Bloom also bade a fond farewell to the old structure of the X Games, which closed out three frigid days on the slopes of Aspen with revenue up 120% year over year.

“Thirty years ago, the X Games started by Ron (Semiao) rolled out to athletes who were self-described misfits and outcasts,” Bloom said. “There was no big stage for those sports. They really built that rebellion and image. ‘F the establishment.’ It was all about that middle finger to everywhere. Thirty years later, it’s evolved a lot.”

The shift to league competitions is a big one for such individual-first aports. Long-time stars such as Tony Hawk and Chloe Kim are “fully bought in” to the shift, though Bloom acknowledged that some long-time fans “just don’t like change. They don’t really like the corporate involvement.”

The flip side, he said, “that spirit’s still alive and (the fans) still care.

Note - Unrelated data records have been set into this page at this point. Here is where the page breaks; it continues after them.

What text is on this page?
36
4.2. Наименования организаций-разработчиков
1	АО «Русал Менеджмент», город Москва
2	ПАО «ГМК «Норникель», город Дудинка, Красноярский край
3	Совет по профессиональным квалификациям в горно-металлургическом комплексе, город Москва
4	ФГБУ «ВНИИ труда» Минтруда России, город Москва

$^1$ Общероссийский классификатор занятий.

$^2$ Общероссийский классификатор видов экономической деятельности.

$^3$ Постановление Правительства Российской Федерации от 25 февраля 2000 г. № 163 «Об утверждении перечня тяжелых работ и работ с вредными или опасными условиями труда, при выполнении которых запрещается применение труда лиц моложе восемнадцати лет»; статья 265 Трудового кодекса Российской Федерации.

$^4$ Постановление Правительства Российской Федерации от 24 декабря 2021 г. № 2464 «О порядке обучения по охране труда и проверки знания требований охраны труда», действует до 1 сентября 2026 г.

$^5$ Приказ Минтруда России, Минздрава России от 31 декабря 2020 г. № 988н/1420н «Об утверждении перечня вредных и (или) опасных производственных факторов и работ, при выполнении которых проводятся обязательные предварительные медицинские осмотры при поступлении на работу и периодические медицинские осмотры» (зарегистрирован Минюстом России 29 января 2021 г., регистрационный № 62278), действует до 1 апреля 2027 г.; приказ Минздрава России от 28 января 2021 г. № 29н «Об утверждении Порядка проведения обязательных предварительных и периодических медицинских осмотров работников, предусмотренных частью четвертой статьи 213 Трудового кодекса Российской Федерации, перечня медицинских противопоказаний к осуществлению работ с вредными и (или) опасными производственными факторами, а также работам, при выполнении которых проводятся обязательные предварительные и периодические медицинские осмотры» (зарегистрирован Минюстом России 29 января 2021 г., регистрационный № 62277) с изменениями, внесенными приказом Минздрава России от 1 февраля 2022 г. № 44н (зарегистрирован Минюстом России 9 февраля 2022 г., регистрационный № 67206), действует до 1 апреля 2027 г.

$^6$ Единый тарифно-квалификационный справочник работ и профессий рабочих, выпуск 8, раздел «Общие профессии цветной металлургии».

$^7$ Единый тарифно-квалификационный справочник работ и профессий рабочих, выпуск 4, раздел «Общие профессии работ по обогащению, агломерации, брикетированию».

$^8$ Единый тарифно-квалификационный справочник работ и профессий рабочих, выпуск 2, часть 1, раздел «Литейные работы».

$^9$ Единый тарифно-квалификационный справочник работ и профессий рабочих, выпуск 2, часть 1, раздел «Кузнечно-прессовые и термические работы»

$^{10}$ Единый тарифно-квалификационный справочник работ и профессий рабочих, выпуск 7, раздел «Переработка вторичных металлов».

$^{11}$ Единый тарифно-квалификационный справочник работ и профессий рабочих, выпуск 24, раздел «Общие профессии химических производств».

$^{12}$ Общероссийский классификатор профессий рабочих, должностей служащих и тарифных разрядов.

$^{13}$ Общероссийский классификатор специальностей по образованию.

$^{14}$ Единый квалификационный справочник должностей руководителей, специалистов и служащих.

We think any conversation about these sports is a good thing.”

In the new leagues, each franchise owner can opt to buy and run teams for both the winter and summer sports circuits, though they can also buy only one circuit’s franchise if they choose, Bloom said.

General managers for each of the first four teams were also announced, including Bob Burnquist, Harumi Suzuki, Sharalee “Haze” Hazen, and Steve Rodriquez. Participation by the Brazilian-American Burnquist is particularly notable. He’s the most decorated athlete in X Games History with 30 career medals compiled over 22 years of competitions, a constant tinkerer with his sport’s technical aspects, and a member of the Skateboarding Hall of Fame.

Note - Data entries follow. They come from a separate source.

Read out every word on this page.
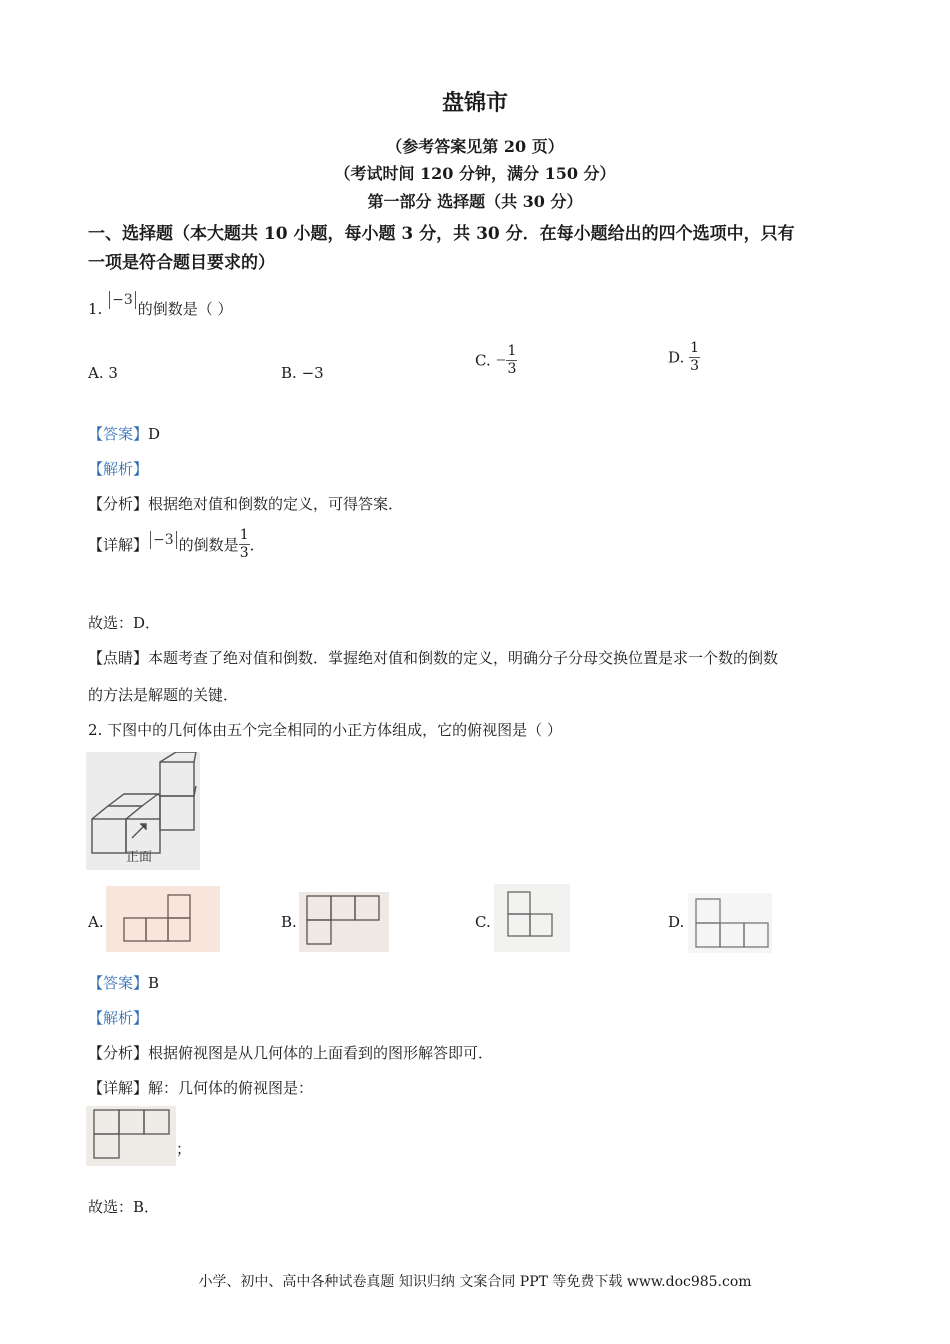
盘锦市
（参考答案见第 20 页）
（考试时间 120 分钟，满分 150 分）
第一部分 选择题（共 30 分）
一、选择题（本大题共 10 小题，每小题 3 分，共 30 分．在每小题给出的四个选项中，只有
一项是符合题目要求的）
1. −3 的倒数是（ ）
A. 3	B. −3
C. − $\frac{1}{3}$	D. $\frac{1}{3}$
【答案】D
【解析】
【分析】根据绝对值和倒数的定义，可得答案．
【详解】 −3 的倒数是 $\frac{1}{3}$ ．
故选：D．
【点睛】本题考查了绝对值和倒数．掌握绝对值和倒数的定义，明确分子分母交换位置是求一个数的倒数
的方法是解题的关键．
2. 下图中的几何体由五个完全相同的小正方体组成，它的俯视图是（ ）
正面
A.	B.	C.	D.
【答案】B
【解析】
【分析】根据俯视图是从几何体的上面看到的图形解答即可．
【详解】解：几何体的俯视图是：
；
故选：B．
小学、初中、高中各种试卷真题 知识归纳 文案合同 PPT 等免费下载 www.doc985.com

Bloom’s F1 comparison for the new leagues isn’t accidental either. The X Games majority owner is MSP Sports Capital, which bought a controlling stake in 2022 from Disney-owned ESPN. The cable TV sports power still retains a minority stake and remains the games’ U.S. linear broadcast partner. MSP also bought a minority stake in F1’s Mclaren Racing Group in 2020, selling it back last year as part of a broader McLaren buyout of minority partners.

MoonPay says it has more than 30 million customers in 180 countries, and supports about 500 enterprise customers using its fintech and crypto applications.

“They’ve built a really incredible business that’s absolutely exploding globally,” Bloom said. “It’s validating for the league to bring in a new-generation financial-services company as partner.”

Competition judging going forward will be conducted in part using artificial intelligence tools to capture the increasingly intricate tricks that action-sports athletes are trying these days.

The use of AI technologies also attracted sponsorship interest by mega-cap tech companies Amazon and Alphabet’s Google, both major players in the sector, Bloom said. The X Games previously announced that Monster, the beverage company, will also be a sponsor.